Another great service rendered by her for the Afghan women is the launching of a bilingual magazine, Payam–e–Zan (Women’s Message) in 1980. Through this magazine, RAWA has been projecting the cause of Afghan women boldly and effectively.

Payam–e–Zan has constantly exposed the criminal nature of fundamentalist groups. Meena also established Watan Schools for refugee children, a hospital and handicraft centers for refugee women in Pakistan to support Afghan women financially.

I’m the woman who has awoken

I’ve arisen and become a tempest through the ashes of my burnt children

I’ve arisen form the rivulets of my brother’s blood

My nation’s wrath has empowered me

My ruined and burnt villages replete me with hatred against the enemy

O’ compatriot, no longer regard me weak and incapable,

My voice has mingled with thousands of arisen women

My fists are clenched with fists of thousands compatriots

To break together all these sufferings all these fetters of slavery.

I’m the woman who has awoken,

I’ve found my path and will never return.

— Meena Keshwar Kamal

Her active social work and effective advocacy against the views of the fundamentalists and the puppet regime provoked the wrath of the Russians and the fundamentalist forces alike and she was assassinated by KGB agents and their fundamentalist accomplices in Quetta, Pakistan, on February 4,1987.
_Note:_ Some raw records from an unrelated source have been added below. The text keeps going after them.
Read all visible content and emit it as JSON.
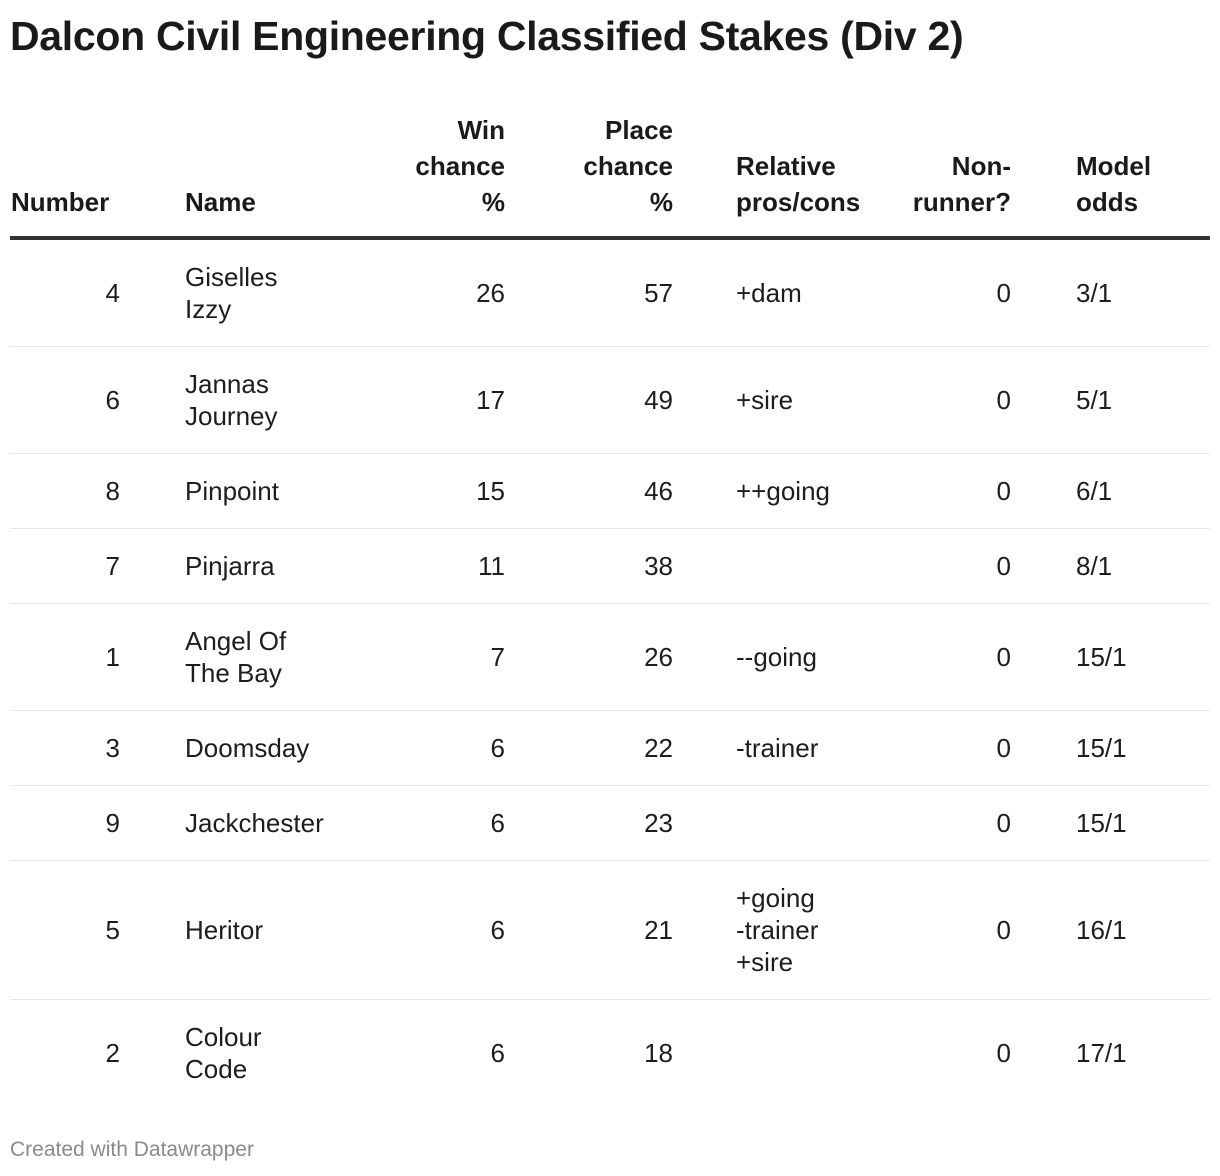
{
  "chart_data": {
    "type": "table",
    "title": "Dalcon Civil Engineering Classified Stakes (Div 2)",
    "columns": [
      {
        "key": "number",
        "lines": [
          "Number"
        ]
      },
      {
        "key": "name",
        "lines": [
          "Name"
        ]
      },
      {
        "key": "win",
        "lines": [
          "Win",
          "chance",
          "%"
        ]
      },
      {
        "key": "place",
        "lines": [
          "Place",
          "chance",
          "%"
        ]
      },
      {
        "key": "pros",
        "lines": [
          "Relative",
          "pros/cons"
        ]
      },
      {
        "key": "nonrunner",
        "lines": [
          "Non-",
          "runner?"
        ]
      },
      {
        "key": "odds",
        "lines": [
          "Model",
          "odds"
        ]
      }
    ],
    "rows": [
      {
        "number": "4",
        "name": [
          "Giselles",
          "Izzy"
        ],
        "win": "26",
        "place": "57",
        "pros": [
          "+dam"
        ],
        "nonrunner": "0",
        "odds": "3/1"
      },
      {
        "number": "6",
        "name": [
          "Jannas",
          "Journey"
        ],
        "win": "17",
        "place": "49",
        "pros": [
          "+sire"
        ],
        "nonrunner": "0",
        "odds": "5/1"
      },
      {
        "number": "8",
        "name": [
          "Pinpoint"
        ],
        "win": "15",
        "place": "46",
        "pros": [
          "++going"
        ],
        "nonrunner": "0",
        "odds": "6/1"
      },
      {
        "number": "7",
        "name": [
          "Pinjarra"
        ],
        "win": "11",
        "place": "38",
        "pros": [],
        "nonrunner": "0",
        "odds": "8/1"
      },
      {
        "number": "1",
        "name": [
          "Angel Of",
          "The Bay"
        ],
        "win": "7",
        "place": "26",
        "pros": [
          "--going"
        ],
        "nonrunner": "0",
        "odds": "15/1"
      },
      {
        "number": "3",
        "name": [
          "Doomsday"
        ],
        "win": "6",
        "place": "22",
        "pros": [
          "-trainer"
        ],
        "nonrunner": "0",
        "odds": "15/1"
      },
      {
        "number": "9",
        "name": [
          "Jackchester"
        ],
        "win": "6",
        "place": "23",
        "pros": [],
        "nonrunner": "0",
        "odds": "15/1"
      },
      {
        "number": "5",
        "name": [
          "Heritor"
        ],
        "win": "6",
        "place": "21",
        "pros": [
          "+going",
          "-trainer",
          "+sire"
        ],
        "nonrunner": "0",
        "odds": "16/1"
      },
      {
        "number": "2",
        "name": [
          "Colour",
          "Code"
        ],
        "win": "6",
        "place": "18",
        "pros": [],
        "nonrunner": "0",
        "odds": "17/1"
      }
    ]
  },
  "footer": {
    "credit": "Created with Datawrapper"
  },
  "colors": {
    "text": "#1d1d1d",
    "header_rule": "#333333",
    "row_rule": "#e6e6e6",
    "footer_text": "#8a8a8a"
  }
}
(Amnesty International’s inves-tigations subsequent to her killing “strongly indicate that the assassins may have been closely linked to the Hizb–e–Islami)..


The government RAWA wants

Our concept of a government in Afghanistan is very sim ple: it should be based on democratic values and it should ensure freedom of thought, religion and expression and safeguard womens’ rights. It is an obvious fact that the fundamentalists of all kinds use the name of Islam to justify and legitimize their violent madness. Therefore RAWA stands for separation of religion and political process in Afghanistan. Though the fanatic groups label secularism as a ‘communistic’ idea and ‘faith of the infidels’, RAWA firmly believes that only a government with secular orientation can thwart the nefarious designs of these reactionaries from the Dark Ages. It is only through a secular government that the religion of Islam can be prevented from being used as a retrogressive tool in the hands of fanatics. The people of Afghanistan, are Muslims for the past many centuries and they would not let gangs of rapists, murderers and traitors to teach them their faith with a stick once again.

RAWA on the hejab

Besides being mentioned in the Holy Quran, veil is also a part of our culture as it is indeed in Russia and other non-Muslim countries of this region. However, it is the inability of the fundamentalists to understand and improve the economic conditions of the masses which makes them engage themselves in a shameless, cruel and inhuman drive to impose hejab. This is an attempt on the part of the fundamentalists to suppress our women and deprive them of their basic rights. We hold that nobody has the right to instruct Afghan men to grow beard or force the Afghan women to wear hejab. As a token of defiance, and without assigning any priority to it, we will resist wearing veil in the manner the fanatics want us to.